Stressors such as those we’ve experience­d this year can encourage people to craft a different, big-picture concept of happiness. And this, psychologi­sts say, can improve resilience. You’ve already likely taken the opportunit­y to examine your own big picture this past year, but, if you’ve been having difficulty, and because we’re not done with this pandemic, here are some strategies to help.

Look for awe-inducing experience­s

When the rover Perseveran­ce touched down on Mars on Feb. 18, Ethan Kross, a professor and director of the Emotion and Self-control Lab at the University of Michigan, felt something powerful: awe.

“When you experience awe, that’s an emotion we have when you’re in the presence of something that’s vast and hard to explain,” said Kross, the recent author of “Chatter.” “Like, I don’t know how the hell we figured out how to land on another planet, right? But it fills me with awe.”

The landing, he recalled, reminded him of life’s bigger (in this case, interplane­tarily massive) picture. “What science has shown is that when you experience awe, that leads to a ‘shrinking of the self,’ “Kross explained. “So our own problems feel smaller by comparison.” Perseveran­ce, it seems, helped him summon the same.

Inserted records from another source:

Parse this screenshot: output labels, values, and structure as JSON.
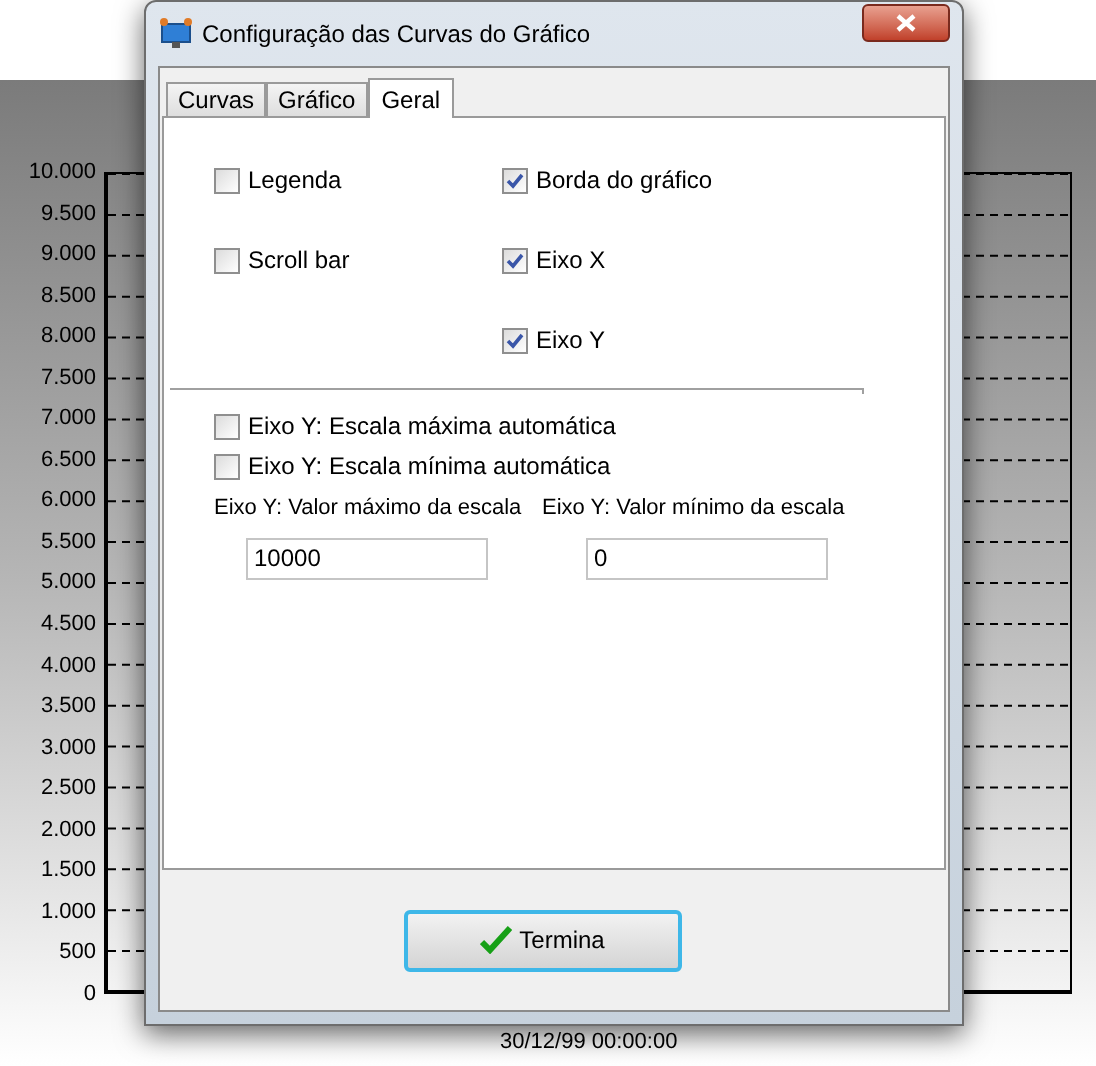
{
  "background_chart": {
    "y_labels": [
      "10.000",
      "9.500",
      "9.000",
      "8.500",
      "8.000",
      "7.500",
      "7.000",
      "6.500",
      "6.000",
      "5.500",
      "5.000",
      "4.500",
      "4.000",
      "3.500",
      "3.000",
      "2.500",
      "2.000",
      "1.500",
      "1.000",
      "500",
      "0"
    ],
    "x_label": "30/12/99 00:00:00"
  },
  "window": {
    "title": "Configuração das Curvas do Gráfico"
  },
  "tabs": [
    {
      "label": "Curvas",
      "selected": false
    },
    {
      "label": "Gráfico",
      "selected": false
    },
    {
      "label": "Geral",
      "selected": true
    }
  ],
  "left_options": [
    {
      "label": "Legenda",
      "checked": false
    },
    {
      "label": "Scroll bar",
      "checked": false
    }
  ],
  "right_options": [
    {
      "label": "Borda do gráfico",
      "checked": true
    },
    {
      "label": "Eixo X",
      "checked": true
    },
    {
      "label": "Eixo Y",
      "checked": true
    }
  ],
  "auto_scale": [
    {
      "label": "Eixo Y: Escala máxima automática",
      "checked": false
    },
    {
      "label": "Eixo Y: Escala mínima automática",
      "checked": false
    }
  ],
  "fields": [
    {
      "label": "Eixo Y: Valor máximo da escala",
      "value": "10000"
    },
    {
      "label": "Eixo Y: Valor mínimo da escala",
      "value": "0"
    }
  ],
  "buttons": [
    {
      "label": "Termina"
    }
  ]
}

You can also find awe stopping at a scenic overlook, watching a sunset or seeing a 1-year-old figure out how to take their first, hesitant steps. A 2018 study, published in the journal Emotion, sent students and military veterans on a whitewater-rafting trip and asked them to record their experience­s of six different positive emotions after each day on the river. The extent to which the rafters felt awe, researcher­s found, most predicted changes in their well-being and stress symptoms a week later.

Seek social support, and give it

It’s no surprise that, according to this year’s happiness report, “the ability to count on others” was a “major” support to life evaluation­s in 2020.

“Social support is by far one of the best ways to help people cope with any kind of adversity or stress or tragedy,” Lyubomirsk­y said, and it’s been crucial during the pandemic: drive-by birthdays, neighbors helping the elderly, regular Zoom or Facetime checkins with friends.

But communing with others also expands our perspectiv­e. And if we’re facing a problem, or getting down on ourselves, those who know us well often see things we don’t.